The scene at the trailer park made little sense, with the apparent distraction of the honking truck (something an entire scene is based around) just sort of disappearing to facilitate a tense scene, though the interaction with Sarah was a highlight, and signaled the beginning of a much more consistent latter half of the episode; though I really wish we were farther along in character development by the penultimate episode, it was nice to see a little more of the interactions between Luke, Jane, Mike and Bonnie. The Arvo choice was interesting in its parallels with Season 1 Episode 2's ending, though it has its own problems i'll get to later. Finally, the ending was very well-presented, a lot of important moments thrown together to build a very natural but solid conclusion. This was all slightly dampened by the realization that Jane, who had already been disturbingly similar to Molly in both her character motivations and basic traits ("i'm a hardened independent woman who used to take care of her sister but eventually had to leave as forces beyond my control meant I couldn't protect her anymore"), was going to be given the exact same Farewell treatment that Molly got in last season's Episode 4. This frankly just came off as lazy writing, maybe an attempt at drawing parallels but mostly just felt like an "oh this again" moment that took me out of the experience. I'll then throw in how the Arvo choice played out as the other main thing that bugged me with the ending; why was he yelling at me for stealing supplies when I explicitly said I wouldn't steal supplies? You guessed correctly, my choices were invalidated yet again! Turns out no matter what you decide in this "hard choice", Jane steals the supplies and pisses off the bandits. It makes me nervous that the final choice, Shooting Rebecca, will also be completely meaningless to the ending. Considering the streak TellTale has been on lately with this season, I wouldn't at all be surprised if it had absolutely no impact on Episode 5.
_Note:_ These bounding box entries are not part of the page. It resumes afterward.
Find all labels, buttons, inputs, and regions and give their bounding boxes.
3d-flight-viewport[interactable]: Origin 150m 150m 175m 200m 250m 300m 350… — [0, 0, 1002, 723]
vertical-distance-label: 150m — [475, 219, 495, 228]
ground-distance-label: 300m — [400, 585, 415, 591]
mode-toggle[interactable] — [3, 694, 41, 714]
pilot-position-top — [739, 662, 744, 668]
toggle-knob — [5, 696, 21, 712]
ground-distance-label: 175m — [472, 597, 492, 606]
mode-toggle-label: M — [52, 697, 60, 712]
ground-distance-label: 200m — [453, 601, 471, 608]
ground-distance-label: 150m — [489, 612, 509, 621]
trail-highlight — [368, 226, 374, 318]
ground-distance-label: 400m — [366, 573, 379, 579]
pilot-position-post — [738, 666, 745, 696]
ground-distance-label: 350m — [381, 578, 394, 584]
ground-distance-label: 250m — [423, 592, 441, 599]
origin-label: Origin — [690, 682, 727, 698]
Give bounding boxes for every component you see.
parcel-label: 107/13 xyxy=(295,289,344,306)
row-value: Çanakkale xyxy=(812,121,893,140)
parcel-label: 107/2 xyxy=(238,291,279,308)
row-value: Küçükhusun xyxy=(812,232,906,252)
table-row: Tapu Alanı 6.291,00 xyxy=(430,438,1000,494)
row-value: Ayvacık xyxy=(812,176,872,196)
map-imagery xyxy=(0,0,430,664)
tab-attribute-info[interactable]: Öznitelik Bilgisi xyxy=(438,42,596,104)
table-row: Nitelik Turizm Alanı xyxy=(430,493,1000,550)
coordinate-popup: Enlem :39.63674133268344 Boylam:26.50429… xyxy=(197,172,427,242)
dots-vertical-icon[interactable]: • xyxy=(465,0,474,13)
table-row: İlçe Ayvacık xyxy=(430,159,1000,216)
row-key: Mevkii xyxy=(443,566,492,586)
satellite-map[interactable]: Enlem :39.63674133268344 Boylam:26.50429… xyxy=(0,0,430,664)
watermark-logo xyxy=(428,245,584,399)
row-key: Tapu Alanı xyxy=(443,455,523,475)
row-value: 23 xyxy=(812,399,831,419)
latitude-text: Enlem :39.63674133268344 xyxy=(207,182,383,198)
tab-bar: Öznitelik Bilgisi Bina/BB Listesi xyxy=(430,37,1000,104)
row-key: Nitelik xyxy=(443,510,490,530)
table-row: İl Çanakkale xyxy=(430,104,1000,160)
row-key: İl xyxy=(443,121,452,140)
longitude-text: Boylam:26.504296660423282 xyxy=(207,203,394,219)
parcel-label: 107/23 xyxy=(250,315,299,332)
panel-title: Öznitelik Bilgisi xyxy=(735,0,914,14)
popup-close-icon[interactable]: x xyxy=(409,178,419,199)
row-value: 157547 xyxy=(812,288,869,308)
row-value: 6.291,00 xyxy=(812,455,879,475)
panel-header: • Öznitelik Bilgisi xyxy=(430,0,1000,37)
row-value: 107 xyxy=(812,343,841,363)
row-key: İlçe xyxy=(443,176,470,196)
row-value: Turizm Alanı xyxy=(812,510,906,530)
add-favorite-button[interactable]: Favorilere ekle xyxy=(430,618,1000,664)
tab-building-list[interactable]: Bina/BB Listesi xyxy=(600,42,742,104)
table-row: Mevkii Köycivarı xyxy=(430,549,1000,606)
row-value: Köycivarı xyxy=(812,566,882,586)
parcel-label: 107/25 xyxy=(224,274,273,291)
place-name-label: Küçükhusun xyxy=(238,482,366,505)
Unless they really pull it out with Episode 5, I think i'm done with The Walking Dead Games after this. That really bums me out because I enjoyed the first season tremendously, but too much of this season has felt like aimless, completely unsatisfying busywork. I don't care about characters dying when you haven't let me have more than one damn character-building conversation with them. I don't care about my choices when, without fail, you immediately resolve them to a single "correct" answer. I care about having a goal to strive for, and characters to connect with, and seeing the hope I have slowly get slashed and gnawed at. The Walking Dead Season 2, so far, has had no interest in inspiring the hope that's actually needed to be upset when things don't work out.